= Tenaya =

Chief of the Ahwahnechee people in Yosemite in 1851

Tenaya (died 1853) was a leader of the Ahwahnechee people in Yosemite Valley, California.

==Background==
Tenaya's father was a leader of the Ahwahnechee people (or Awahnichi). The Ahwahneechee had become a tribe distinct from the other tribes in the area. Lafayette Bunnell, the doctor of the Mariposa Battalion, wrote that "Ten-ie-ya was recognized, by the Mono tribe, as one of their number, as he was born and lived among them until his ambition made him a leader and founder of the Paiute colony in Ah-wah-ne."

The Ahwahneechee occupied Yosemite Valley until a sickness destroyed most of them.
The few Ahwahneechee left Yosemite Valley and joined the Mono Lake Paiutes in the eastern Sierra Nevada. Tenaya's father married a Mono Paiute woman and Tenaya was born from that union. Tenaya grew up amongst his mother's people.

==Leadership==
An Ahwahneechee medicine man and friend of his father persuaded a young Tenaya to return. Tenaya took the few remnants of the Ah-wah-nee-chees that had been living with the Monos and Paiutes and reestablished themselves in Yosemite Valley with him as their leader. Tenaya had four wives.

The Ahwahneechee were feared by the surrounding Miwok tribes, who called them yohhe'meti, meaning "they are killers"

By 1851, conflicts between the non-indigenous miners and the Native Americans in the Sierra started to increase. The state of California decided to send the Natives to reservations. The Mariposa Battalion was formed to carry out the relocation, marching Tenaya and his people to the Fresno Reservation. Many of Tenaya's band left Yosemite Valley instead of following Tenaya. As they approached the Fresno reservation, they fled back to the Yosemite Valley. The Brigade then re-entered the Valley, captured Tenaya's sons, and killed his youngest son. Tenaya then agreed to go back to the reservation.

==Death==

By the summer of 1851, Tenaya grew tired of the reservation. He gave his pledge that he would not disturb any non-indigenous people. However, in 1852, a group of prospectors were killed in the Valley. Tenaya and his band fled to join the Mono Paiutes. He returned to the Valley in 1853. He was stoned to death in a dispute with the Mono Paiutes over stolen horses. The remaining survivors who were not killed were taken back to Mono Lake and absorbed into the Mono Lake Paiute population.

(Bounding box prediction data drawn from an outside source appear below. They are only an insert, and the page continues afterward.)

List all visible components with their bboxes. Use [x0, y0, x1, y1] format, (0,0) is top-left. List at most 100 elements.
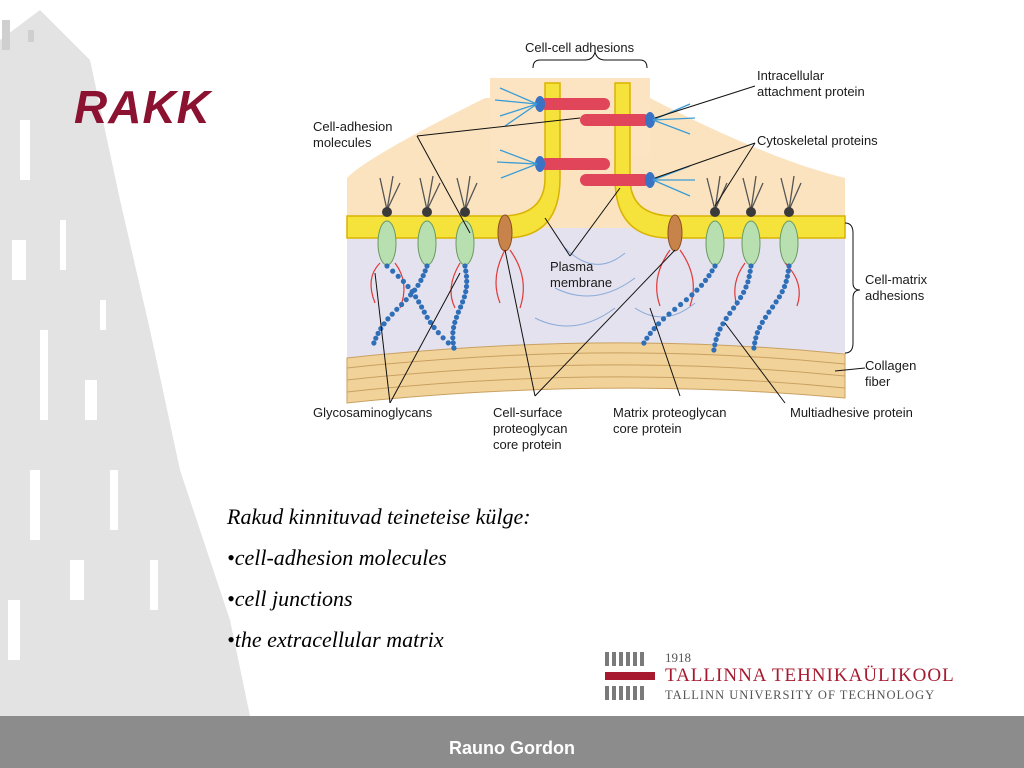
- bead: [786, 263, 792, 269]
- cell-adhesion-molecule: [580, 114, 650, 126]
- bead: [712, 342, 718, 348]
- bead: [464, 278, 470, 284]
- bead: [711, 347, 717, 353]
- cell-adhesion-molecule: [540, 158, 610, 170]
- label-fiber: fiber: [865, 374, 891, 389]
- bead: [445, 340, 451, 346]
- bead: [672, 306, 678, 312]
- bead: [773, 299, 779, 305]
- cytoplasm-region-top: [490, 78, 650, 158]
- bead: [463, 289, 469, 295]
- label-molecules: molecules: [313, 135, 372, 150]
- logo-name-et: TALLINNA TEHNIKAÜLIKOOL: [665, 665, 955, 686]
- bead: [770, 304, 776, 310]
- multiadhesive-protein-chains: [371, 263, 792, 353]
- bead: [453, 314, 460, 320]
- bead: [390, 268, 396, 274]
- footer-bar: Rauno Gordon: [0, 716, 1024, 768]
- bead: [743, 284, 749, 290]
- bead: [647, 330, 653, 336]
- bead: [394, 306, 400, 312]
- bullet-item: •cell-adhesion molecules: [227, 545, 447, 570]
- bead: [734, 300, 740, 306]
- bead: [399, 301, 405, 308]
- bead: [754, 330, 760, 336]
- bead: [785, 268, 791, 274]
- label-intracellular: Intracellular: [757, 68, 825, 83]
- bead: [408, 292, 414, 298]
- label-membrane: membrane: [550, 275, 612, 290]
- bead: [723, 315, 729, 322]
- bead: [455, 309, 461, 315]
- label-attachment-protein: attachment protein: [757, 84, 865, 99]
- cell-adhesion-molecule: [580, 174, 650, 186]
- bead: [715, 331, 721, 337]
- bead: [748, 263, 754, 269]
- bead: [781, 283, 788, 290]
- bead: [752, 340, 758, 346]
- bead: [416, 299, 422, 305]
- left-cell-membrane: [346, 82, 561, 239]
- bead: [451, 324, 457, 331]
- matrix-region: [347, 228, 845, 368]
- bead: [424, 314, 430, 320]
- bead: [385, 316, 391, 322]
- bead: [713, 336, 719, 343]
- bead: [381, 321, 387, 327]
- bead: [706, 273, 712, 279]
- bead: [463, 268, 469, 274]
- bead: [415, 282, 421, 288]
- bead: [375, 330, 381, 336]
- bead: [741, 289, 747, 295]
- bead: [784, 273, 791, 279]
- bead: [420, 273, 426, 279]
- university-logo: 1918 TALLINNA TEHNIKAÜLIKOOL TALLINN UNI…: [605, 650, 955, 702]
- label-collagen: Collagen: [865, 358, 916, 373]
- bead: [435, 330, 441, 336]
- bead: [371, 340, 377, 346]
- bead: [421, 309, 427, 315]
- bead: [656, 321, 662, 327]
- bead: [450, 340, 456, 346]
- footer-author: Rauno Gordon: [449, 738, 575, 758]
- logo-name-en: TALLINN UNIVERSITY OF TECHNOLOGY: [665, 688, 935, 702]
- bead: [762, 314, 769, 320]
- bead: [461, 294, 467, 300]
- bead: [745, 279, 751, 285]
- bead: [644, 335, 650, 341]
- bead: [403, 297, 409, 303]
- bead: [712, 263, 718, 269]
- bead: [779, 289, 785, 295]
- bead: [450, 330, 456, 336]
- label-plasma: Plasma: [550, 259, 594, 274]
- bead: [694, 287, 700, 293]
- bead: [422, 268, 428, 274]
- bead: [651, 326, 657, 332]
- bead: [413, 294, 419, 300]
- bead: [783, 278, 789, 284]
- bead: [747, 268, 753, 274]
- bead: [702, 277, 709, 283]
- bead: [373, 335, 379, 341]
- cell-surface-proteoglycan: [497, 214, 513, 252]
- bead: [418, 277, 424, 283]
- bead: [727, 310, 733, 316]
- label-proteoglycan: proteoglycan: [493, 421, 567, 436]
- bead: [460, 299, 466, 305]
- bead: [419, 304, 425, 310]
- bead: [757, 324, 763, 331]
- bead: [431, 324, 437, 331]
- bead: [731, 305, 737, 311]
- bead: [412, 287, 418, 293]
- cell-adhesion-molecule: [540, 98, 610, 110]
- bead: [463, 283, 470, 290]
- label-multiadhesive-protein: Multiadhesive protein: [790, 405, 913, 420]
- label-matrix-proteoglycan: Matrix proteoglycan: [613, 405, 726, 420]
- bead: [753, 335, 759, 341]
- label-cytoskeletal: Cytoskeletal proteins: [757, 133, 878, 148]
- collagen-fiber: [346, 342, 846, 404]
- bead: [395, 273, 401, 279]
- bead: [451, 345, 457, 351]
- bead: [678, 301, 684, 308]
- bead: [641, 340, 647, 346]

Another version of the story says that in the spring of 1852, a party of eight prospectors entered the Valley. One of the prospectors had lured his comrades there to kill them and take possession of a mine they held in partnership. He had incited the Yosemites to kill the intruders, arranging his escape and letting the blame fall on them. Late in the summer of 1853, Tenaya and some of the men of his band were playing a hand bone game with some Mono Indians. The gambling became tense and a fight broke out which ended with Tenaya being struck in the head with a rock crushing his skull along with several others of his band killed as well. As was their custom, they were cremated and wailing was heard for two weeks. After the death of their leader, the few remaining members dispersed between Mono Lake and to the near west.

==Legacy==
Tenaya Lake was named after Tenaya. Tenaya Middle Schools in Fresno, California and Merced, California are named after him. An elementary school in Groveland, California is also named after Chief Tenaya.